Título: Francês, Gunga e outras beldades
Autor: Bruno Agostini
Fonte: Jornal do Brasil, 30/01/2005, Viagem, p. 1

O primeiro cuidado tem caligrafia lunar. As marés mandam. Sem os horários da alta e sobretudo da baixa, não se toma nem picolé na esquina. O segundo cuidado, dedicar igual atenção à maré dos turistas. E, conforme o interesse, nadar contra ou a favor.

Até as dez da manhã, a praia do Francês vive da brisa e nada mais. Um luxo. Depois veste-se de celebridade do litoral sul alagoano, badalação a 30 quilômetros de Maceió.

Pequenas ondas acordam nos braços de surfistas atrás da emoção negada pela mansidão predominante. Dóceis brincam as águas até os recifes do canto esquerdo - aguardadas piscinas ao recuo do mar. Uma dúzia de coqueiros vigia a areia cortada pelo silêncio eloqüente das cadeiras à espera do vaivém que não tardará.

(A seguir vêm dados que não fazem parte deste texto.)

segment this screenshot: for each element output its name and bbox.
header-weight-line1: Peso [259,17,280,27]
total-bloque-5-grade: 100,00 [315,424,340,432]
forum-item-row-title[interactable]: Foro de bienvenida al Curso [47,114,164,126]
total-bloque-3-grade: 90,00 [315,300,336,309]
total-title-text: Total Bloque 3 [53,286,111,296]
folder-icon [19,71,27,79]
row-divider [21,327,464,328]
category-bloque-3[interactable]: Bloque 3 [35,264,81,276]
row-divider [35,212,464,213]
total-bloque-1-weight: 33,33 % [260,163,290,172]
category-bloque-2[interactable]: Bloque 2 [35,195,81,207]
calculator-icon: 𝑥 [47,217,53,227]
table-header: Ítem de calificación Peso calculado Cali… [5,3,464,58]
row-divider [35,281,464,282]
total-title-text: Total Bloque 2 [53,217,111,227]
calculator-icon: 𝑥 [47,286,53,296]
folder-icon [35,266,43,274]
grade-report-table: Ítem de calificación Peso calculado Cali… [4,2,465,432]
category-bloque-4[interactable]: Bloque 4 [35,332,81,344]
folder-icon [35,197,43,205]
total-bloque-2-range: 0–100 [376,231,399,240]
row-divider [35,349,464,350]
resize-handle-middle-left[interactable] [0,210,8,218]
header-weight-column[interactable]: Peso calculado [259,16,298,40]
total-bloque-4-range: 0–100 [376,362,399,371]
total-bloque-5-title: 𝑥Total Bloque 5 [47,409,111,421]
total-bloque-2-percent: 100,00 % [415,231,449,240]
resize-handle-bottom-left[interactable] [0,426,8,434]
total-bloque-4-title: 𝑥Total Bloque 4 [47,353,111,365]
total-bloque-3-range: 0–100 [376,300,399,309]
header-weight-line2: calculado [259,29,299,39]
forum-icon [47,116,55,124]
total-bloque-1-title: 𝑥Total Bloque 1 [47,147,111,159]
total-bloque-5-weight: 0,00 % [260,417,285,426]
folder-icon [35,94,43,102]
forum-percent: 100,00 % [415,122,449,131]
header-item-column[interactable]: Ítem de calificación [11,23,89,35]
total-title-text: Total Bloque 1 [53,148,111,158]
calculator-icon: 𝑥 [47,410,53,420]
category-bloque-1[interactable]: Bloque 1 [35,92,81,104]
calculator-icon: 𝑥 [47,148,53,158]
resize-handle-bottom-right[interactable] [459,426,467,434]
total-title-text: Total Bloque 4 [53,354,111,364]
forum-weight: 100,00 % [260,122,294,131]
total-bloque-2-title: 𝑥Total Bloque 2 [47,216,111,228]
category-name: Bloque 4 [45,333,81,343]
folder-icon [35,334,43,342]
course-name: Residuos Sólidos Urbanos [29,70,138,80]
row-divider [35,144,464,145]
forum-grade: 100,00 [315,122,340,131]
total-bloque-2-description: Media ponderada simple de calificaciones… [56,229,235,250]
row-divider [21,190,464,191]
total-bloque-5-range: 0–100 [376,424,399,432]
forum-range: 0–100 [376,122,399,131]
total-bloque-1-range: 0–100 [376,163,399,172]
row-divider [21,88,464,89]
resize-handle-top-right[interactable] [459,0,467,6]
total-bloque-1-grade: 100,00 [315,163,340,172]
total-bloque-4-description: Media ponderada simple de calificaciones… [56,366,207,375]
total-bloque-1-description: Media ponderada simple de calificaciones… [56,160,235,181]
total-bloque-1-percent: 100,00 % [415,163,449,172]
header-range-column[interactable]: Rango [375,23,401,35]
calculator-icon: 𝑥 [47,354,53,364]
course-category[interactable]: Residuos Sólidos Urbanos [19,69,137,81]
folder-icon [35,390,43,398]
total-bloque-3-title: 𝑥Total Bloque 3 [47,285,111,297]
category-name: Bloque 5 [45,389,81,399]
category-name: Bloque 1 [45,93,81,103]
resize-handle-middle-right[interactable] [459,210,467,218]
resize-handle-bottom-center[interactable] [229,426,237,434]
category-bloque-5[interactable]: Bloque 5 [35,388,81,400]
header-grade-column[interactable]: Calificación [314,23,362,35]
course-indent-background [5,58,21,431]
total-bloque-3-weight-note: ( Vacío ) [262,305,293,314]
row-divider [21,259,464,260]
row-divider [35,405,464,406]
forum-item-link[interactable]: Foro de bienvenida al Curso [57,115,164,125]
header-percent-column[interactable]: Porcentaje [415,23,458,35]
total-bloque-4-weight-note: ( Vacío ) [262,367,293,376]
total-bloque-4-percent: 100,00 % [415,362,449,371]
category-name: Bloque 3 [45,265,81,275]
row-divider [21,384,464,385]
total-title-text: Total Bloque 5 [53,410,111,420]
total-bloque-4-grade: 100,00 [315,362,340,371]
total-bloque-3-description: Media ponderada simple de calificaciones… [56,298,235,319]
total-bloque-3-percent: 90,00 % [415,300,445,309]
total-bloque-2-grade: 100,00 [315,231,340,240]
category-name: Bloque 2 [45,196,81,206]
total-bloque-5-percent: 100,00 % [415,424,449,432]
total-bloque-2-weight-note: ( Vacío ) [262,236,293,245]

Às dez, a metamorfose. Por atacado, os banhistas, boa parte de ônibus e vans, enchem a paisagem deserta e o caixa dos quiosques. Comem com os olhos a placidez verde, traçam os quitutes de praxe. Camarão, peixe frito, lula, caldeirada e, se o bolso consentir, lagosta. Tira-gostos a R$ 15.

Quem tiver peito ficará tentado a desafiar a gravidade num misto de bote e ultraleve. Mesmo sem voar, espreguiçada na beira, a engenhoca desperta risos, curiosidade.

Mais familiar, quase onipresente, o bugre divide com barquinhos e jangadas a tarefa de conduzir o visitante aos cartões-postais selvagens. Redimi-lo da inclinação ao burburinho.

Na praia do Gunga, logo adiante, é assim. Dois bugres, com quatro passageiros cada, se revezam na esticada às falésias. Sai a R$ 20 por pessoa, como 99% dos passeios. Vento no rosto, seis quilômetros pela areia aliviam o calor agreste e despertam a sensação de estrelar aqueles inverossímeis comerciais de TV.

A imponência das falésias coloridas, orgulho nordestino, corteja a humildade do córrego de água morna. Difícil deixá-lo, o banho de eternidade, ao chamado da volta.

O mar de Gunga é perfeito. Claro, manso, nem frio nem quente. Irresistível, perdeu o tom exclusivo. Virou point, refém dos pecados da fama.

Apinhadas, as cadeiras dos quiosques roubam o lugar de barracas, esteiras e toalhas. Roubam, muito pior, a vista do mar perfeito.

No consolo da água de coco, a inflação que a palmatória dos juros altos não alcança. Paga-se R$ 2, o dobro do cobrado em Maceió. Ofensivo diante da infinidade de coqueiros. Só nos domínios do Gunga - tecnicamente uma fazenda com praia embutida - moram 300 mil pés. Vistos do mirante, operam a mágica de ofuscar o horizonte líquido.

Outro manjar do litoral sul fica a 30 quilômetros dali. Dunas de Marapê, embora dunas não haja. Obra do marketing, talvez.

Enquanto caçam as montanhas de areia os incautos mergulham na pintura, e se esquecem de procurar. O mar, o mangue, a areia, a canoa, uma hipnose.

Descoberta pela indústria do turismo, Marapê acolhe um complexo que monopoliza comida e transporte. Acompanhada de almoço (bufê), a visita custa R$ 28. Mas por R$ 5 o barqueiro-que-passa faz a travessia.

Entre canaviais e coqueiros, a estrada consome mais 80 quilômetros até Piaçabuçu. Não há praias a enfeitá-la, apenas a pobreza da rotina ribeirinha. Vive do arroz, do coco e do leva-e-traz de turistas à foz do São Francisco.

Dez quilômetros, multiplicados pela cadência sonolenta do barco, separam o modesto cais do prato principal. Uma lagoa cinematográfica, presente da estiagem. Ali filmaram Deus é brasileiro, informa o guia-mirim envaidecido. Tieta também, arremata outro. Quem ousará duvidar? Melhor cair logo no lago, que o calor é de morte.